Mediation is a voluntary process in which the parents and LEA work together to resolve their disagreements. There is no cost to parents to participate in mediation.
An impartial mediator assists the participants to resolve disagreements and reach a solution that satisfies all participants. The mediator is trained in effective mediation techniques. More importantly, the mediator is also specifically trained and knowledgeable about the laws and regulations regarding special education services.
Under the IDEA, mediation can be used to address disputes relating to the identification, evaluation or educational placement of a child with a disability or the provision of a FAPE to the child. Mediation also may be used to address any other matters arising under federal and State special education law that are not subject to a due process complaint.

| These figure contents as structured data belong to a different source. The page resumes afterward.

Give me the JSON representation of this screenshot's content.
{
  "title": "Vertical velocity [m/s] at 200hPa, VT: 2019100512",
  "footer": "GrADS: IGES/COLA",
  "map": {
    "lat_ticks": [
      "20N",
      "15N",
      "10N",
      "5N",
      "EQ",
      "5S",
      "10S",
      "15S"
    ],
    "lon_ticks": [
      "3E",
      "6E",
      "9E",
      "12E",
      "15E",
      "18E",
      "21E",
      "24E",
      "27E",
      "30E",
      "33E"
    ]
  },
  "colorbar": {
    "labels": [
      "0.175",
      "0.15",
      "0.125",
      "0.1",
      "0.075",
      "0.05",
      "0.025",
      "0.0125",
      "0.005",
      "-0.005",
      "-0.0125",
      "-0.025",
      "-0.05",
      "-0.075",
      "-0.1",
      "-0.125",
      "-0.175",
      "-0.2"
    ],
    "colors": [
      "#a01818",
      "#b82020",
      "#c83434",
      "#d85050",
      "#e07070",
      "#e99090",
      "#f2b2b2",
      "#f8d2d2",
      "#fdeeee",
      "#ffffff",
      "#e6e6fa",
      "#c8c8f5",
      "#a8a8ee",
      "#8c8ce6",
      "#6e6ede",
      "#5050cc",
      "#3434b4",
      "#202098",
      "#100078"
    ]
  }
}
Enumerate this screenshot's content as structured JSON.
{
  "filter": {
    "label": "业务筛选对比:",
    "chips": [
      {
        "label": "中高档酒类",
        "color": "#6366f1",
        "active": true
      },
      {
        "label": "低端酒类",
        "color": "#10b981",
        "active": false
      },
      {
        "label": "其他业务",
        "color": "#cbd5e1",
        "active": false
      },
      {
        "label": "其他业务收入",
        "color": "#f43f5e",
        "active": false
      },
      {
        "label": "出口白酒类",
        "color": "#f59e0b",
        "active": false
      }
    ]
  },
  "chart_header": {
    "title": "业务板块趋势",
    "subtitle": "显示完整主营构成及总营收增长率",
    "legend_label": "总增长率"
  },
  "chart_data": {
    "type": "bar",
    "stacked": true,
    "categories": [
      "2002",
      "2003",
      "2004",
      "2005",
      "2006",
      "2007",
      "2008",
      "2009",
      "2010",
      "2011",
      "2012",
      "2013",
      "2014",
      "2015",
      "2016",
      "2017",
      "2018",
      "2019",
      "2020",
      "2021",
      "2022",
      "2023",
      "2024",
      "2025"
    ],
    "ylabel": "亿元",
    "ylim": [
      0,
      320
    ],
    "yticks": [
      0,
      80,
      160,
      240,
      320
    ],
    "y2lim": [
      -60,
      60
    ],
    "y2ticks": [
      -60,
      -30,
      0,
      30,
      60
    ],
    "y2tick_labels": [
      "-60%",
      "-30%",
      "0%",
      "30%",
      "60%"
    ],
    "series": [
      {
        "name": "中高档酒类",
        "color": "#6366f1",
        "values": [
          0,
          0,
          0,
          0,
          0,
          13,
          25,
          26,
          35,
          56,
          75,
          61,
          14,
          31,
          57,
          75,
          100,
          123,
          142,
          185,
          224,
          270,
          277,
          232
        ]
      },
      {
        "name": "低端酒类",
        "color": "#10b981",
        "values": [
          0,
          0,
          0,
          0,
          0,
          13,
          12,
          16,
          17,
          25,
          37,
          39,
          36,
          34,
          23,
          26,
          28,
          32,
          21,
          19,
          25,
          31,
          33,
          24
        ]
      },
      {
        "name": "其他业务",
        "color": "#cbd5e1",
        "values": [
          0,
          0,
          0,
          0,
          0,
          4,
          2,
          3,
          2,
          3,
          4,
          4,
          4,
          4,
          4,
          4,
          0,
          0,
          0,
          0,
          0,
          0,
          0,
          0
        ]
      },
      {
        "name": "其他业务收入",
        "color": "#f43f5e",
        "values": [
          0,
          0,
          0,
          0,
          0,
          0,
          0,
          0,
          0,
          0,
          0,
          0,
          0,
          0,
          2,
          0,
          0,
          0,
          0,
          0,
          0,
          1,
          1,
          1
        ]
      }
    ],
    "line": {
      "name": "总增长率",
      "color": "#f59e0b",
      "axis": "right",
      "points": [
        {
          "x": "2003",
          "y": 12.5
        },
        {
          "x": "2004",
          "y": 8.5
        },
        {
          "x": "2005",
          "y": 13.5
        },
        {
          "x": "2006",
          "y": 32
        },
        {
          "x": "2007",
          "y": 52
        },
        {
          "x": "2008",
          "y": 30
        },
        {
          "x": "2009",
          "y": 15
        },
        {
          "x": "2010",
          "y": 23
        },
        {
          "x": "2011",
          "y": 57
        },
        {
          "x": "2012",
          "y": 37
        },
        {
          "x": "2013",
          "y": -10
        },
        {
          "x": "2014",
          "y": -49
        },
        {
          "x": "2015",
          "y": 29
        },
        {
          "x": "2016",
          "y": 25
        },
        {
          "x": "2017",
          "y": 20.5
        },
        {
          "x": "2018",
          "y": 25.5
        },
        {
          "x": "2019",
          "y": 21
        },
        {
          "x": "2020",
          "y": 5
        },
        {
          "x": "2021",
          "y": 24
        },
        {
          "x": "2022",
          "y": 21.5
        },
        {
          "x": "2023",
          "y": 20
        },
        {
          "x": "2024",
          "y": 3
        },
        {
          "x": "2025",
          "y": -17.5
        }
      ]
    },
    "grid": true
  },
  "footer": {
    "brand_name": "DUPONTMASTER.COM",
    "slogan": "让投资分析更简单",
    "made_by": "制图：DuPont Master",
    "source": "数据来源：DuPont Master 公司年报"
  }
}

- The parents and the LEA must both agree to participate in the mediation, but the participants may end the mediation process at any time.

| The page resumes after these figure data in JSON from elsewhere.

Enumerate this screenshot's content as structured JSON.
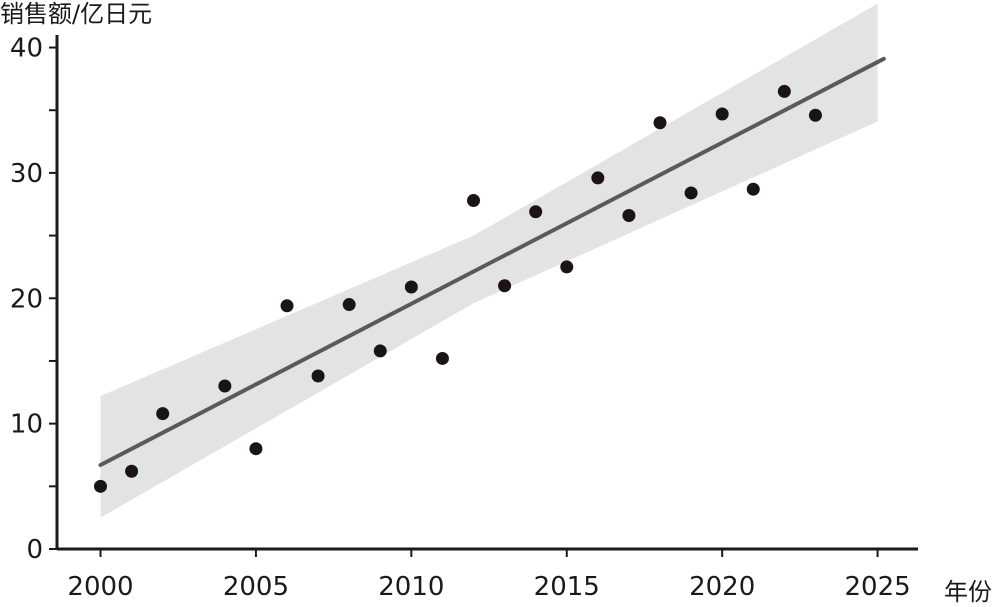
{
  "chart_data": {
    "type": "scatter",
    "title": "",
    "ylabel": "销售额/亿日元",
    "xlabel": "年份",
    "xlim": [
      1998.6,
      2026.3
    ],
    "ylim": [
      0,
      41
    ],
    "x_ticks": [
      2000,
      2005,
      2010,
      2015,
      2020,
      2025
    ],
    "y_ticks": [
      0,
      10,
      20,
      30,
      40
    ],
    "y_minor_ticks": [
      5,
      15,
      25,
      35
    ],
    "grid": false,
    "legend": "none",
    "colors": {
      "points": "#1b1416",
      "fit_line": "#5a5a5a",
      "confidence_band": "#e3e3e3",
      "axis": "#1a1a1a"
    },
    "series": [
      {
        "type": "scatter",
        "x": [
          2000,
          2001,
          2002,
          2004,
          2005,
          2006,
          2007,
          2008,
          2009,
          2010,
          2011,
          2012,
          2013,
          2014,
          2015,
          2016,
          2017,
          2018,
          2019,
          2020,
          2021,
          2022,
          2023
        ],
        "y": [
          5.0,
          6.2,
          10.8,
          13.0,
          8.0,
          19.4,
          13.8,
          19.5,
          15.8,
          20.9,
          15.2,
          27.8,
          21.0,
          26.9,
          22.5,
          29.6,
          26.6,
          34.0,
          28.4,
          34.7,
          28.7,
          36.5,
          34.6
        ]
      },
      {
        "type": "line",
        "x": [
          2000,
          2025.2
        ],
        "y": [
          6.7,
          39.1
        ]
      },
      {
        "type": "area",
        "x": [
          2000,
          2012,
          2025
        ],
        "upper": [
          12.2,
          25.0,
          43.5
        ],
        "lower": [
          2.5,
          19.6,
          34.1
        ]
      }
    ]
  }
}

- Disagreements may be resolved more quickly through mediation than through other dispute resolution options.
- Mediation cannot deny or delay the parent’s right to a hearing. Mediation must be available to the parties even if a request for a due process hearing has not been filed.
- Mediation discussions are confidential and may not be used as evidence in any subsequent due process hearing or civil proceeding.
If the parties reach a resolution through mediation, they must execute a legally binding agreement. The mediation agreement must be in writing, signed by the parents and a district representative with the authority to bind the school district, and provide that all discussions that occur during the mediation process will remain “confidential” (i.e., cannot be used later as evidence in any subsequent IDEA proceeding).